The issue here is that the max OpenGL version is tied to the graphics driver being used, and hardware. If you're on a GPU instance (and are sure the X server is running on the GPU, see Part 1.b), the only way of increasing it is by updating the GPU drivers (the procedure depends on vendor - nvidia / intel). If you're on a CPU-only instance, I found that using a later version of Ubuntu (20) also set OpenGL to a higher version (high enough to run Unity), by upgrading llvmpipe. It might also be hardware dependent. This is a tricky topic to find an answer to, your mileage may vary.
A Desktop environment (abbreviated DE) is the thing that shows you a desktop background, windows (through a window manager), a mouse pointer, and so on. Some applications interact with the DE, and so it might be necessary to run one. It can also be useful if you want to use the server as a remote desktop.
There's several choices for DEs, popular ones include gnome (the default ubuntu one), xfce (a light DE), KDE, regolith, etc.. In this example, I'll use xfce to save on disk space, though you can easily switch to another
sudo apt install -y xfce4-session
That's it. If you could now look at the virtual display, you would see a background, icons and so on.
It can be useful to see our virtual screen. To do that, we stream it to another computer using a vnc remote desktop application. For this we will use x11vnc as the server (fetches the image on the virtual screen and streams it online), and realvncviewer as the client (connects to the stream from another computer, and shows it).
sudo apt install -y x11vnc
x11vnc -display :0 -usepw -rfbport 5901
This should ask you to set a password, which you will need later to connect from the client
One small issue with doing this is that often, firewall settings block outside machines from connecting to the server on the VNC port. In this case, we're using port 5901, so we should create a firewall rule in the server provider's interface to allow this specific port.
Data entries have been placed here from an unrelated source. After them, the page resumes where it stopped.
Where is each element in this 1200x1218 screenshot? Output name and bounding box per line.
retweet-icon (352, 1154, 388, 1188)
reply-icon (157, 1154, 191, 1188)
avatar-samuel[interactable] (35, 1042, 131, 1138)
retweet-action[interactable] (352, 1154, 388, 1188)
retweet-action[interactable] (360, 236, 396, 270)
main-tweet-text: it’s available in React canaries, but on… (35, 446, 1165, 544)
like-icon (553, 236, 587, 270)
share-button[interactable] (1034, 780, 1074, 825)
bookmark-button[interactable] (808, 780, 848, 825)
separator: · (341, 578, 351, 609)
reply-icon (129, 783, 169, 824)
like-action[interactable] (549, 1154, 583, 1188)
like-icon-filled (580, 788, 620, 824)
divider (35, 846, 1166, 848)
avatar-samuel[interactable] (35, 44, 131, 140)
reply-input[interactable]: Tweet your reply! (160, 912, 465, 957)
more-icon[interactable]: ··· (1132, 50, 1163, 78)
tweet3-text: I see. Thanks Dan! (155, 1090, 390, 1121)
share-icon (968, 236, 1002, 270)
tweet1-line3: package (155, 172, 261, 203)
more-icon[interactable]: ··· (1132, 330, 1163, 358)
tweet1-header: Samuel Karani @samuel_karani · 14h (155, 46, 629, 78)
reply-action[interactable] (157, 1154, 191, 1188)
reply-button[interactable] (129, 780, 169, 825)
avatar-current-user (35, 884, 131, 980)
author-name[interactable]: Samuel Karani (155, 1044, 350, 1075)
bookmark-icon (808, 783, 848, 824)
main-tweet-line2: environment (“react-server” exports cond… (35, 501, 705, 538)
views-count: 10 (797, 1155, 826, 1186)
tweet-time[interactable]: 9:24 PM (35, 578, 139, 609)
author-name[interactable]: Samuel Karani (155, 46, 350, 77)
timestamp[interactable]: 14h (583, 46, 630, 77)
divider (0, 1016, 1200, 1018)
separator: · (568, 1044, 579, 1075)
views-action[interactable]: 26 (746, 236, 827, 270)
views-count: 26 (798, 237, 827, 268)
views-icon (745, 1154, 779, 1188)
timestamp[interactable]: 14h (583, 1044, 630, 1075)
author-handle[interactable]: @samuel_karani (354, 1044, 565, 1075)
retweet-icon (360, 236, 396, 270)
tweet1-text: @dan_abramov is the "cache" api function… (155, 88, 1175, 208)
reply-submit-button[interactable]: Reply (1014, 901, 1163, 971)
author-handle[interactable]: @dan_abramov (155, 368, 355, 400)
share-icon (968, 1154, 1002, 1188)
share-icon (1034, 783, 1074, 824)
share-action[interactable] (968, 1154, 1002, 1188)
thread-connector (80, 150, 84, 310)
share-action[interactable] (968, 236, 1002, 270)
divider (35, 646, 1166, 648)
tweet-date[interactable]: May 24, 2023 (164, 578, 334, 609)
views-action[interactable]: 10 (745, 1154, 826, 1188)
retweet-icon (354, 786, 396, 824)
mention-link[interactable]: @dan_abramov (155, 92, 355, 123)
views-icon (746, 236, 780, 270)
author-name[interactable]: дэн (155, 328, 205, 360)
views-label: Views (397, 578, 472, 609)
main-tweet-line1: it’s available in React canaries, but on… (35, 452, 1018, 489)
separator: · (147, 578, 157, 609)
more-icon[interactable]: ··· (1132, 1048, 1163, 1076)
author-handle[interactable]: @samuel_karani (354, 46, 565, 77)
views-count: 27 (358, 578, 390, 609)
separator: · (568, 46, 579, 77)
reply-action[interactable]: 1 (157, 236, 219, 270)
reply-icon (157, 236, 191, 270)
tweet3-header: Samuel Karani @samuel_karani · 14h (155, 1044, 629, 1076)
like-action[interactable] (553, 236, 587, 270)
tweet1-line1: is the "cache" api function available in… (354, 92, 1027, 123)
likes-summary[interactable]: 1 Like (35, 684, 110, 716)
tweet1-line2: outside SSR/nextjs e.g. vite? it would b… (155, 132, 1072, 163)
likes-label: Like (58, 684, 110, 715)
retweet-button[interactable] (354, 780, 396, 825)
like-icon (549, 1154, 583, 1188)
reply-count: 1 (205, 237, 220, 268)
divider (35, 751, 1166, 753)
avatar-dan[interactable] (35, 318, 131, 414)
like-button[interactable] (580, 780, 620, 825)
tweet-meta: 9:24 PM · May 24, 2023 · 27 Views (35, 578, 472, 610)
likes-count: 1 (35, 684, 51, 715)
For example, on the Google Cloud Platform, in the search bar type "Firewall", click the first result. Click "Create Firewall Rule"
Apply the rule to incoming connections ("ingress"), from all ip ranges (0.0.0.0/0), select the instances you want it to apply to (in my case I set all instances) and enable the tcp port that you want (5901).
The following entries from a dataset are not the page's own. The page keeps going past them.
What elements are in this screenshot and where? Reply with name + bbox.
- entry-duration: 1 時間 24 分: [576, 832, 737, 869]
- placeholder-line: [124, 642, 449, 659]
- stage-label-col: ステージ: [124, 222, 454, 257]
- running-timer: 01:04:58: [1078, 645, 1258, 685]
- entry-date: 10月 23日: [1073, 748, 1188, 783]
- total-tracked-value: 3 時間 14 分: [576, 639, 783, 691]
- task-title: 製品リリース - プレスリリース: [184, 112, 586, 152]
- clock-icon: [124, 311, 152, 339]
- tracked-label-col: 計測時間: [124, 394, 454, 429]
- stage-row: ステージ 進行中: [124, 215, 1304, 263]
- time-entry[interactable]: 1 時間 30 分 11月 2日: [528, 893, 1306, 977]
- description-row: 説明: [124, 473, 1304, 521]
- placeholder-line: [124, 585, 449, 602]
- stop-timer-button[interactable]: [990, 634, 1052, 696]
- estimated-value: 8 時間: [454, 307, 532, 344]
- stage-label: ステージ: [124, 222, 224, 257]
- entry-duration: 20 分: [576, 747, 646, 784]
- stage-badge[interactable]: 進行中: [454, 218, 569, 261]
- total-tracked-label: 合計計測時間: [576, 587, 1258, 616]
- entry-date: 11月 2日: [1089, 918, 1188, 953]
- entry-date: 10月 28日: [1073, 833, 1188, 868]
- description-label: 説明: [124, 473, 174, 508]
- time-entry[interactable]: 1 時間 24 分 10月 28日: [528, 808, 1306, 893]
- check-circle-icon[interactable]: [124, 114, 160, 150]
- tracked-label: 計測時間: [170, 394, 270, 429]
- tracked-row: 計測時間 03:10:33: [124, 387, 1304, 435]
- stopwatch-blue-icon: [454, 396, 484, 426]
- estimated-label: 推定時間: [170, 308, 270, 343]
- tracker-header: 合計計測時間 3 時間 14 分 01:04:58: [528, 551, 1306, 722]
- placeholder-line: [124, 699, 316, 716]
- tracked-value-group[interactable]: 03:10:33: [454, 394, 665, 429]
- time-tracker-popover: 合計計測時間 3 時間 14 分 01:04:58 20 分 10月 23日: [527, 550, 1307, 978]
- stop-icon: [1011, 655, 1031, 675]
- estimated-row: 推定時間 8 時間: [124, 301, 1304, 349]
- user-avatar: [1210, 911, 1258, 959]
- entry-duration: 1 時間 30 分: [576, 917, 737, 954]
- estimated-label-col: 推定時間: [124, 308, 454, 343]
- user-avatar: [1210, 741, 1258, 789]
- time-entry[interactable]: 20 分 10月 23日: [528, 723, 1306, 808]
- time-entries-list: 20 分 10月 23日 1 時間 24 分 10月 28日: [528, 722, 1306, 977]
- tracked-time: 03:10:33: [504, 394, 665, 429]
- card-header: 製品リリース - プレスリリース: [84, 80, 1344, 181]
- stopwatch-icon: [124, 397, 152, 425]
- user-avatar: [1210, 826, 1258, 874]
Or, if you're using AWS, click your instance, then the Security tab below, click the link to the instance's security group, click 'Edit Inbound Rules', and add a rule with the same parameters (TCP port 5901, all ips).
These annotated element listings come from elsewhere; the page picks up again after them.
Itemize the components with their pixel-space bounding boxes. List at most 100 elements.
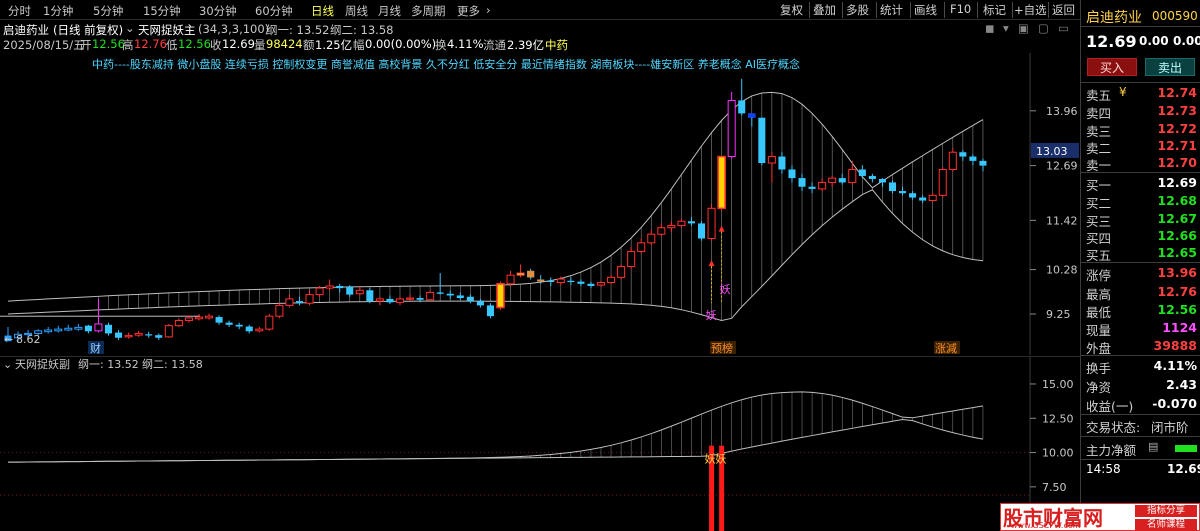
candle-body: [386, 298, 394, 303]
stats-button[interactable]: 统计: [880, 2, 903, 18]
period-tab-30min[interactable]: 30分钟: [199, 3, 237, 19]
candle-body: [235, 324, 243, 327]
candle-body: [194, 316, 203, 320]
candle-body: [285, 298, 294, 306]
stat-label: 净资: [1086, 380, 1112, 395]
candle-body: [657, 227, 666, 235]
band-upper-line: [7, 91, 984, 302]
candle-body: [969, 156, 977, 161]
candle-body: [909, 193, 917, 198]
candle-body: [215, 317, 223, 323]
float-label: 流通: [483, 38, 506, 52]
toolbar-divider: [842, 2, 843, 18]
dropdown-icon[interactable]: ▾: [1003, 21, 1009, 35]
bid-price: 12.69: [1157, 175, 1197, 190]
sub-indicator-chart[interactable]: ⌄ 天网捉妖副 纲一: 13.52 纲二: 13.58 15.00 12.50 10.00 7…: [0, 356, 1080, 531]
close-label: 收: [210, 38, 222, 52]
multi-stock-button[interactable]: 多股: [846, 2, 869, 18]
bid-price: 12.65: [1157, 245, 1197, 260]
candle-body: [607, 276, 616, 284]
adjust-button[interactable]: 复权: [780, 2, 803, 18]
overlay-button[interactable]: 叠加: [813, 2, 836, 18]
minimize-icon[interactable]: ▣: [1018, 21, 1029, 35]
left-arrow-icon: ←: [4, 333, 13, 346]
stat-value: 12.56: [1157, 302, 1197, 317]
high-value: 12.76: [134, 37, 167, 51]
candle-body: [346, 286, 354, 295]
close-panel-icon[interactable]: ▭: [1058, 21, 1069, 35]
vol-value: 98424: [266, 37, 303, 51]
turn-value: 4.11%: [447, 37, 484, 51]
sub-line2: 纲二: 13.58: [142, 358, 203, 371]
stat-value: 13.96: [1157, 265, 1197, 280]
price-tick-label: 9.25: [1046, 308, 1071, 321]
chevron-down-icon[interactable]: ⌄: [125, 21, 135, 35]
buy-button[interactable]: 买入: [1087, 58, 1137, 76]
candle-body: [698, 223, 706, 239]
candle-body: [436, 292, 444, 294]
band-lower-line: [7, 189, 984, 321]
period-tab-15min[interactable]: 15分钟: [143, 3, 181, 19]
period-tab-5min[interactable]: 5分钟: [93, 3, 123, 19]
draw-line-button[interactable]: 画线: [914, 2, 937, 18]
stat-label: 收益(一): [1086, 399, 1134, 414]
sub-band-upper: [7, 391, 984, 463]
candle-body: [145, 334, 153, 336]
yao-signal-label: 妖: [720, 282, 731, 296]
period-tab-more[interactable]: 更多: [457, 3, 480, 19]
candle-body: [959, 152, 967, 157]
toolbar-divider: [977, 2, 978, 18]
period-tab-week[interactable]: 周线: [345, 3, 368, 19]
trade-status-value: 闭市阶: [1151, 420, 1189, 435]
restore-icon[interactable]: ▢: [1038, 21, 1049, 35]
panel-change: 0.00: [1139, 34, 1169, 48]
candle-body: [115, 332, 123, 338]
signal-candle: [717, 155, 726, 210]
bid-price: 12.67: [1157, 211, 1197, 226]
candle-body: [506, 274, 515, 285]
back-button[interactable]: 返回: [1052, 2, 1075, 18]
add-favorite-button[interactable]: +自选: [1014, 2, 1047, 18]
stat-value: 2.43: [1166, 377, 1197, 392]
watermark-url: www.GSCFW.com: [1011, 521, 1081, 530]
turn-label: 换: [435, 38, 447, 52]
candle-body: [406, 297, 415, 300]
float-value: 2.39亿: [507, 38, 545, 52]
candle-body: [305, 294, 314, 304]
indicator-name[interactable]: 天网捉妖主: [138, 22, 196, 38]
up-arrow-icon: [718, 225, 725, 232]
sell-button[interactable]: 卖出: [1145, 58, 1195, 76]
candle-body: [134, 332, 143, 336]
candle-body: [476, 301, 484, 306]
period-tab-month[interactable]: 月线: [378, 3, 401, 19]
list-icon[interactable]: ▤: [1148, 440, 1158, 453]
period-tab-1min[interactable]: 1分钟: [43, 3, 73, 19]
period-toolbar: 分时 1分钟 5分钟 15分钟 30分钟 60分钟 日线 周线 月线 多周期 更…: [0, 0, 1080, 20]
stat2-row: 净资 2.43: [1081, 376, 1200, 395]
toolbar-divider: [944, 2, 945, 18]
low-value: 12.56: [178, 37, 211, 51]
main-flow-label[interactable]: 主力净额: [1086, 440, 1136, 459]
candle-body: [858, 169, 866, 176]
candle-body: [315, 287, 324, 296]
candle-body: [979, 160, 987, 166]
period-tab-day[interactable]: 日线: [311, 3, 334, 19]
f10-button[interactable]: F10: [950, 2, 971, 16]
period-tab-multi[interactable]: 多周期: [411, 3, 446, 19]
settings-icon[interactable]: ◼: [985, 21, 995, 35]
stat2-row: 换手 4.11%: [1081, 357, 1200, 376]
candle-body: [164, 325, 173, 338]
period-tab-60min[interactable]: 60分钟: [255, 3, 293, 19]
amount-label: 额: [303, 38, 315, 52]
more-arrow-icon[interactable]: ›: [486, 3, 491, 17]
quote-panel: 启迪药业 000590 12.69 0.00 0.00% 买入 卖出 卖五¥12…: [1080, 0, 1200, 531]
open-value: 12.56: [92, 37, 125, 51]
candle-body: [275, 304, 284, 317]
candle-body: [868, 175, 876, 179]
candle-body: [577, 281, 585, 284]
mark-button[interactable]: 标记: [983, 2, 1006, 18]
ask-price: 12.71: [1157, 138, 1197, 153]
low-price-mark: 8.62: [16, 333, 41, 346]
period-tab-fenshi[interactable]: 分时: [8, 3, 31, 19]
main-kline-chart[interactable]: 13.96 12.69 11.42 10.28 9.25 13.03 妖妖 ← 8.62 财 预榜 涨…: [0, 53, 1080, 355]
Let's test it: on your normal machine, install the vnc client (for example realvncviewer). Run it, create a new connection to your server address:port (for example 184.108.40.206:5901 or ec2-13-54-127-20.eu-north-1.compute.amazonaws.com:5901), and type the password you set earlier. The screen should appear, and you should be able to see your executable running on the server.